Handling Missing Data: Effects of Different Approaches on the Performance of Predictive Models Built on Complex Big Data Datasets
Program: Data Science Master's Degree
Location: Not Specified (remote)
Student: David Vlosak
The purpose of this project was to explore the impact of different missing value imputation (MVI) approaches on the performance of predictive binary-classification models built on such imputed complex large or Big Data datasets. Based on an experimental strategy using simulation within a postpositive framework, findings indicated that the combination of MVI approach (bagging, KNN, mixed models), model (logistic regression, naïve Bayes, boosted trees), and dataset characteristics (number of cases and predictors, feature data types, missingness mechanisms, distribution of missing values among different predictor data types, and missing-data rates) impacted predictive performance for binary-classification problems.
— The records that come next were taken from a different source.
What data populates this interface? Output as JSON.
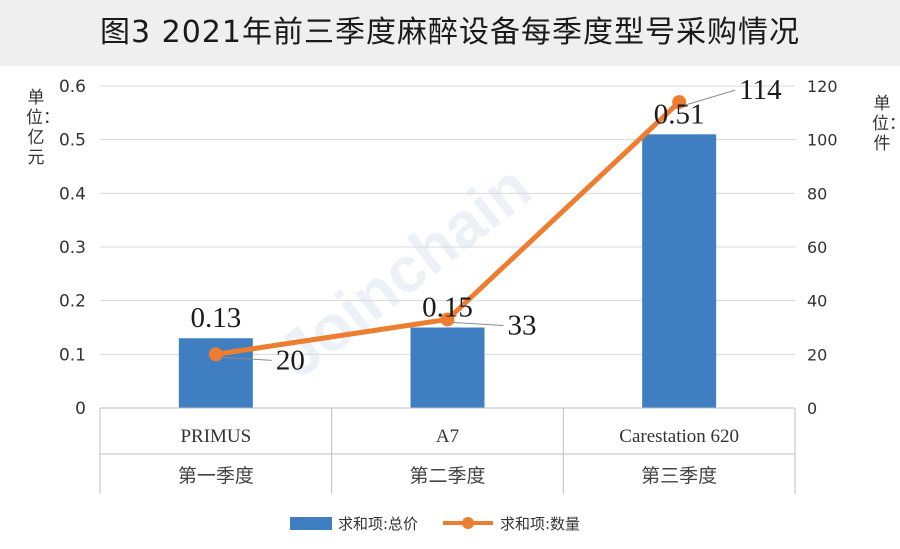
{
  "title": "图3  2021年前三季度麻醉设备每季度型号采购情况",
  "units": {
    "left": "单位：亿元",
    "right": "单位：件"
  },
  "watermark": "Joinchain",
  "chart_data": {
    "type": "bar+line",
    "categories": [
      {
        "model": "PRIMUS",
        "quarter": "第一季度"
      },
      {
        "model": "A7",
        "quarter": "第二季度"
      },
      {
        "model": "Carestation 620",
        "quarter": "第三季度"
      }
    ],
    "series": [
      {
        "name": "求和项:总价",
        "type": "bar",
        "axis": "left",
        "values": [
          0.13,
          0.15,
          0.51
        ],
        "labels": [
          "0.13",
          "0.15",
          "0.51"
        ],
        "color": "#3f7fc1"
      },
      {
        "name": "求和项:数量",
        "type": "line",
        "axis": "right",
        "values": [
          20,
          33,
          114
        ],
        "labels": [
          "20",
          "33",
          "114"
        ],
        "color": "#ed7d31"
      }
    ],
    "y_left": {
      "min": 0,
      "max": 0.6,
      "ticks": [
        "0",
        "0.1",
        "0.2",
        "0.3",
        "0.4",
        "0.5",
        "0.6"
      ]
    },
    "y_right": {
      "min": 0,
      "max": 120,
      "ticks": [
        "0",
        "20",
        "40",
        "60",
        "80",
        "100",
        "120"
      ]
    },
    "grid": true,
    "legend_position": "bottom"
  }
}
On the one hand, missing value imputation approaches consisting of a blend of different imputation methods (e.g., mixed models) resulted in the most accurate predictive performance regardless of model type or dataset characteristics (e.g., missing-data rate). Similarly, predictive performance for imputed complex datasets initially possessing a 25% missing-data rate was relatively accurate regardless of model and imputation type. On the other hand, MVI approaches using a singular imputation method (e.g., bagging and KNN) resulted in different predictive performance values depending on the model used and dataset characteristics (e.g., missing-data rate). Predictive performance was evaluated using overall classification accuracy (OCA), and the trustworthiness of OCA values were confirmed by the metric accuracy variation percentage (AVP). The project findings contributed to the existing gap in the literature by including complex datasets in studying the impact of MVI approaches and models on binary-classification predictive performance. The project findings also contributed to data-practitioner praxis by identifying some combinations of MVI approaches, models, and dataset characteristics that are likely to result in relatively accurate predictive performance and other combinations that might be best to avoid.